Inklusion: Auch Zahl der Kinder mit Behinderungen nimmt an Regelschulen zu

Förderschulen wachsen

Erfolgreiches Zirkus-Projekt: An der Rotenburger Heinrich-Auel-Förderschule versucht man, das Selbstbewusstsein der Kinder auch außerhalb des Klassenzimmers zu stärken. Mit dem Zirkus Dobbelino trainierten sie am Ende des vergangenen Schuljahres auch Geschick und Teamfähigkeit. Archivfoto: Schäfer-Marg

Hersfeld-Rotenburg/Werra-Meißner. Die Zahl der Kinder, die Förderschulen im Kreis Hersfeld-Rotenburg und im Werra-Meißner-Kreis besuchen, ist von 673 im Vorjahr auf 703 im neuen Schuljahr gestiegen. Das geht aus einer Statistik des Staatlichen Schulamts hervor.

Zugenommen hat auch die Zahl der Kinder, die an Regelschulen inklusiv beschult werden. Das heißt, Kinder mit und ohne Behinderungen werden gemeinsam unterrichtet. Deren Zahl ist in beiden Kreisen um 88 auf 279 in angestiegen. Inklusion findet in den Förderschwerpunkten Sprachheilförderung, Lernen, geistige Entwicklung, Hören und Sehen, emotionale-soziale Entwicklung sowie körperliche und motorische Entwicklung statt.

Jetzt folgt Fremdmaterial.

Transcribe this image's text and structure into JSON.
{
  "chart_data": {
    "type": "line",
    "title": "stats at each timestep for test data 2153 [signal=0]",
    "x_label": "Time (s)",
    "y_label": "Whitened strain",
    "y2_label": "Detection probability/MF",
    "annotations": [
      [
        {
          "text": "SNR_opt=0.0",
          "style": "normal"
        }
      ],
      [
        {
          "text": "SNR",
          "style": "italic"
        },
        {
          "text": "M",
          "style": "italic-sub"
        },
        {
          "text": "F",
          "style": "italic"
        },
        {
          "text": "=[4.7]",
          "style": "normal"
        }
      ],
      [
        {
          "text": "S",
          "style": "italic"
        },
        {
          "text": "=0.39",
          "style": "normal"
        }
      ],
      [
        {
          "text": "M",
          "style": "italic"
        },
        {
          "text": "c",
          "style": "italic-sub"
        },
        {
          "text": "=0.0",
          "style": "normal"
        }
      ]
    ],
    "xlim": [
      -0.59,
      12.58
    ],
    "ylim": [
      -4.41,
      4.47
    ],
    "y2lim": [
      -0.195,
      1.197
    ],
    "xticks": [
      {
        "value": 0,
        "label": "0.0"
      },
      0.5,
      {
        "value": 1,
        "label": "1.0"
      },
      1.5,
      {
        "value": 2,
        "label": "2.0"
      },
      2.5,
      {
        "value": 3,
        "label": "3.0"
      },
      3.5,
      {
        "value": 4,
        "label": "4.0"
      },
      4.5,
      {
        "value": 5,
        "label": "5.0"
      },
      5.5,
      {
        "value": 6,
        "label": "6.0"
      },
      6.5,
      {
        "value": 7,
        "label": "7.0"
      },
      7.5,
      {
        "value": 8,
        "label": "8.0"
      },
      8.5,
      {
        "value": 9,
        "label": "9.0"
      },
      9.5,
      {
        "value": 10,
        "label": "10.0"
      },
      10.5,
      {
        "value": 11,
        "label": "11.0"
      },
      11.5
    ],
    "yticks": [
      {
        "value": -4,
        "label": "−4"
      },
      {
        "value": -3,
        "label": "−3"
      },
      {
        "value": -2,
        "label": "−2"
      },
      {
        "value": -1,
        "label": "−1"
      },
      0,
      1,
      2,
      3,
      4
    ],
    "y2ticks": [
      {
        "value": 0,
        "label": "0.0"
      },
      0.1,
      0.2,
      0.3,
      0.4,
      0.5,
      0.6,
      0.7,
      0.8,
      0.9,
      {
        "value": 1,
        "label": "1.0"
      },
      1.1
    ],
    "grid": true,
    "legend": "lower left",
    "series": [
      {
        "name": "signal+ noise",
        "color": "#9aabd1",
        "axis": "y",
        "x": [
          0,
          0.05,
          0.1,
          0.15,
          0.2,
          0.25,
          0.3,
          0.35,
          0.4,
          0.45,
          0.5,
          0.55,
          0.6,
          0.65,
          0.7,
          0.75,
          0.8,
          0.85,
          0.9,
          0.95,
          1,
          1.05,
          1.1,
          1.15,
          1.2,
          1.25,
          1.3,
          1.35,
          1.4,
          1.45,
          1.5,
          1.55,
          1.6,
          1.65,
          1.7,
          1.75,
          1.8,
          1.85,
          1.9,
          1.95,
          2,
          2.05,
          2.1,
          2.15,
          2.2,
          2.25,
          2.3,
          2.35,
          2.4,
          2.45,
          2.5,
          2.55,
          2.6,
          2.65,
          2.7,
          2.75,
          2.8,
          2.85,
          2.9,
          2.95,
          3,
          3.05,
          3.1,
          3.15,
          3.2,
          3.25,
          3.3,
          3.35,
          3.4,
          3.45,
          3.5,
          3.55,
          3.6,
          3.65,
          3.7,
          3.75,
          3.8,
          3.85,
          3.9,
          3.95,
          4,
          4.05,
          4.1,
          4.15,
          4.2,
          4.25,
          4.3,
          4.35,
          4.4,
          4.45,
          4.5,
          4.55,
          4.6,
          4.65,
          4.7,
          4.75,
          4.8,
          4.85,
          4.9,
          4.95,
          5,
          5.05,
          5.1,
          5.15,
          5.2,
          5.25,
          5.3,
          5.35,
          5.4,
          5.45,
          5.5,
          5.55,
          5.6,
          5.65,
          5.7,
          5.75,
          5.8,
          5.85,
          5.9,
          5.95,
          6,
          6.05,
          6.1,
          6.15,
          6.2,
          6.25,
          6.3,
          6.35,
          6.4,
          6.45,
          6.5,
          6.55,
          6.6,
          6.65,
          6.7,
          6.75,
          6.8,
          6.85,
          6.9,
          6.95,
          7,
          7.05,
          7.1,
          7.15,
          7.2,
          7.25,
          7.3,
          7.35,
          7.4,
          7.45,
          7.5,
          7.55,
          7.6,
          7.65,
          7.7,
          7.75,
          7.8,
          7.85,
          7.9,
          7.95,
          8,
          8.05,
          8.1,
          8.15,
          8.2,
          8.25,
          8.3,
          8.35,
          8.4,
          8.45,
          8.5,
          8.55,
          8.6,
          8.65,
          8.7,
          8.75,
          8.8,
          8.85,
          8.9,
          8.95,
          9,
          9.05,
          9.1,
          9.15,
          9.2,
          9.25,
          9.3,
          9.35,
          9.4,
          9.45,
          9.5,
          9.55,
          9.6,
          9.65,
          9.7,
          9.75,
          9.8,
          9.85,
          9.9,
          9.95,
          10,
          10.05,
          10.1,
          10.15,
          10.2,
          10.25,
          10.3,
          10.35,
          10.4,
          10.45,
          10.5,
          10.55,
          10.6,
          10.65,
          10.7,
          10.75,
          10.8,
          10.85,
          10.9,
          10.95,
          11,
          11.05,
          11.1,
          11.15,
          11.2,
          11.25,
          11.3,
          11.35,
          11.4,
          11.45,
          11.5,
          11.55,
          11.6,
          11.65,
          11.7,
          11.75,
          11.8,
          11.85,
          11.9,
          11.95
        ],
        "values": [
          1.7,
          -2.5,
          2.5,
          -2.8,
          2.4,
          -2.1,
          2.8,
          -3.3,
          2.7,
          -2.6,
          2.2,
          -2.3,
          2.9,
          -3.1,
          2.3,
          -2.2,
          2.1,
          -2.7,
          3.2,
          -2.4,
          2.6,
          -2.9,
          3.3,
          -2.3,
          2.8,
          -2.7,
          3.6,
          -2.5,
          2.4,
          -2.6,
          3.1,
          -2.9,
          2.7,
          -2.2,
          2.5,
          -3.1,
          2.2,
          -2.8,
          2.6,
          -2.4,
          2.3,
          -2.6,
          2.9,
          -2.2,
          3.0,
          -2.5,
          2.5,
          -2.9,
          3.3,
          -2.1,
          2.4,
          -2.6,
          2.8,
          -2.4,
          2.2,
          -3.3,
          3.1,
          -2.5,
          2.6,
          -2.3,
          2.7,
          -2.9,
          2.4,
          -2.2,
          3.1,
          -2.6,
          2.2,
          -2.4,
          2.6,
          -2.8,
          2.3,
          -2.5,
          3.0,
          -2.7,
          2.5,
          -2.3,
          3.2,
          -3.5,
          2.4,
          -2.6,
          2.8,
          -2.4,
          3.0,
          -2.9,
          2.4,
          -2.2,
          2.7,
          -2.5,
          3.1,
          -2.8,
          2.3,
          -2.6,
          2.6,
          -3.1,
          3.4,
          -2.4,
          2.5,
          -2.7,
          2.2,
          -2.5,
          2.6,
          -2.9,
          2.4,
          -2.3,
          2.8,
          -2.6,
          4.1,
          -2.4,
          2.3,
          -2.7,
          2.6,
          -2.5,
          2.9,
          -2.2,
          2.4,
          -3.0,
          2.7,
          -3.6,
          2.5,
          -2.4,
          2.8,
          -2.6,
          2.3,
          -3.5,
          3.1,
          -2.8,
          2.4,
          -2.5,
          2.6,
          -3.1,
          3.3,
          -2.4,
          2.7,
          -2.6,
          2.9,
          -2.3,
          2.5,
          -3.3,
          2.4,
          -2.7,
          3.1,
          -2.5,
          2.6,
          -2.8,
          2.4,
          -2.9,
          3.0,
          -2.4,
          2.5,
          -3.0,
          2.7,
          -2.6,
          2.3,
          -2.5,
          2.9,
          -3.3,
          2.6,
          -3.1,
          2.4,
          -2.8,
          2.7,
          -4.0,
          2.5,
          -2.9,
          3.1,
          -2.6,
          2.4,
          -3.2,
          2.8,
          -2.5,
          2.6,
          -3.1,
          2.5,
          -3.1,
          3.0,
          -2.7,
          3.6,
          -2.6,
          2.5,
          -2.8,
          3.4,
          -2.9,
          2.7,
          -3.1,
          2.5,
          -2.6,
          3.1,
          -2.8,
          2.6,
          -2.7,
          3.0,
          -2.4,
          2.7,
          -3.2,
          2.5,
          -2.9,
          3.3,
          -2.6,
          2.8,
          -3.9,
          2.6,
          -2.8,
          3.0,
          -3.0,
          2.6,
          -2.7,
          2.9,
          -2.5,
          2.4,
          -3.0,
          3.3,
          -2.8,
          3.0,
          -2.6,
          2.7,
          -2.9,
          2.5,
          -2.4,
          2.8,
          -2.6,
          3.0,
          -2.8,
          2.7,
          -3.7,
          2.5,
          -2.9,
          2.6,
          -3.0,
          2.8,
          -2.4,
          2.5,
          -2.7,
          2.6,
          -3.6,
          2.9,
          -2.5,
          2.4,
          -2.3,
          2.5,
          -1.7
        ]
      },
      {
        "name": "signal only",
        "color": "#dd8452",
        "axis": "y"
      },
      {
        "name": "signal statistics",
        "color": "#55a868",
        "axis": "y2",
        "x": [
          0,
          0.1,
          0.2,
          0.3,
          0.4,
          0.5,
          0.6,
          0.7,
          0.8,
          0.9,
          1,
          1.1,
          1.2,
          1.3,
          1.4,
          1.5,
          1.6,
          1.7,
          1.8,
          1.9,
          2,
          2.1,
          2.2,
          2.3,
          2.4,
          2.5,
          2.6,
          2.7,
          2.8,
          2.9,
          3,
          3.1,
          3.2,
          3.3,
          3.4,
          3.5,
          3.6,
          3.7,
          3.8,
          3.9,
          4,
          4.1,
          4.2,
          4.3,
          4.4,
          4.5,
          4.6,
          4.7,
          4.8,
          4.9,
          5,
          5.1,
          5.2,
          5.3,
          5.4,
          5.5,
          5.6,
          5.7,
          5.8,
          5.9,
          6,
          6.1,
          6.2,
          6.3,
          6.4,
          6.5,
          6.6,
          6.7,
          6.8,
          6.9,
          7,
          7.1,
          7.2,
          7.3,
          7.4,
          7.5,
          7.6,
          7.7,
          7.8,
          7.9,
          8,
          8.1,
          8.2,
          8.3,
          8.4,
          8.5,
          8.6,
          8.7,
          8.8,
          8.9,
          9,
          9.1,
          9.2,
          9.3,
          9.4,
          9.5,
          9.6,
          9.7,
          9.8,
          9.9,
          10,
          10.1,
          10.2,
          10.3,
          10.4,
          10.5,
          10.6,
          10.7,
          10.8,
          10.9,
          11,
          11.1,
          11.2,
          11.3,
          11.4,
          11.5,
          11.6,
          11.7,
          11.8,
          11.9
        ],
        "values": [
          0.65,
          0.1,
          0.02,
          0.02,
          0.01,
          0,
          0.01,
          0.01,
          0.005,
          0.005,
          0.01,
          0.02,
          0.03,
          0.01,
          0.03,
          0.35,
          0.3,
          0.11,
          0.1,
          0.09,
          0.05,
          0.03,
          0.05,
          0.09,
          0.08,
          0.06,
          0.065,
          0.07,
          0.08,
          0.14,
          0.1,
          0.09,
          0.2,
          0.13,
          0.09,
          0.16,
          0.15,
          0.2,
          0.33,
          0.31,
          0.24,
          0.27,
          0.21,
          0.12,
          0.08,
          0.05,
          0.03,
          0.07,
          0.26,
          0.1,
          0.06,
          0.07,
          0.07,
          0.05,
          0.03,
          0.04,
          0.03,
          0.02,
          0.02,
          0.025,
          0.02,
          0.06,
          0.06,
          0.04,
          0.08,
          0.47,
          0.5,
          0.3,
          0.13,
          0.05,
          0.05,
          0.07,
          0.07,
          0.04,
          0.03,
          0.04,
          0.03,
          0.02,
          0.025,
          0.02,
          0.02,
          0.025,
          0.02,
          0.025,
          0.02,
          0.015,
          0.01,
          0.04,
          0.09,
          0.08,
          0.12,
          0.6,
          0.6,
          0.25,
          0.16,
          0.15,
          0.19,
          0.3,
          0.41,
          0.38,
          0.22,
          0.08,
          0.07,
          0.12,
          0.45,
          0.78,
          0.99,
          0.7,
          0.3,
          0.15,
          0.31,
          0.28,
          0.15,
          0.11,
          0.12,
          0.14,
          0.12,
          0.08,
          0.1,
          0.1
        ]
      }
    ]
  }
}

Die Unterrichtsabdeckung im Bereich der Förderschulen und der sonderpädagogischen Förderung im Zuge der Inklusion ist allerdings nicht so, wie sie sich die Verantwortlichen an den Schulen und im Schulamt wünschen. Sie liegt bei knapp 99 Prozent. Zum Vergleich: An Regelschulen liegt sie bei 103 Prozent. Grund ist, dass es zu wenige Förderschulpädagogen gibt. Die frisch examinierten Lehrer können sich ihre Arbeitsplätze weitgehend aussuchen und ziehen Ballungszentren dem ländlichen Raum vor.

Keine Überraschung

Dass die Förderschulen trotz des Inklusionsanspruchs in diesem Jahr wachsen, ist für Kristiane Menke, die Leiterin der Rotenburger Heinrich-Auel-Schule und des Beratungs- und Förderzentrums, keine Überraschung: „Viele Eltern wünschen, dass ihre Kinder unsere Schule besuchen. Sie finden, dass die Bedingungen an den allgemeinen Schulen nicht ausreichend sind für ihre Kinder. Außerdem wissen sie, dass die Kinder den gleichen Abschluss machen können wie an den allgemeinen Schulen“, sagt Menke.

Die zugewiesenen Stunden für Inklusion und vorbeugende Maßnahmen an den Regelschulen reichen nach Menkes Einschätzung nicht aus. An ihrer Schule wurden zum neuen Schuljahr 13 neue Kinder aufgenommen. Die Unterrichtssituation habe sich etwas entspannt, weil zwei neue Kolleginnen in Rotenburg arbeiten – beide allerdings nicht mit voller Stelle. Für die Leiterin der Hirschbergschule und des Beratungs- und Förderzentrums in Rommerode, Petra Voß, lässt sich durch den Anstieg der Schülerzahlen an Förderschulen noch kein Trend feststellen. Die Zahl der Schüler schwanke immer, erklärte sie. Im Werra-Meißner-Kreis gibt es zwölf Kinder mehr an Förderschulen.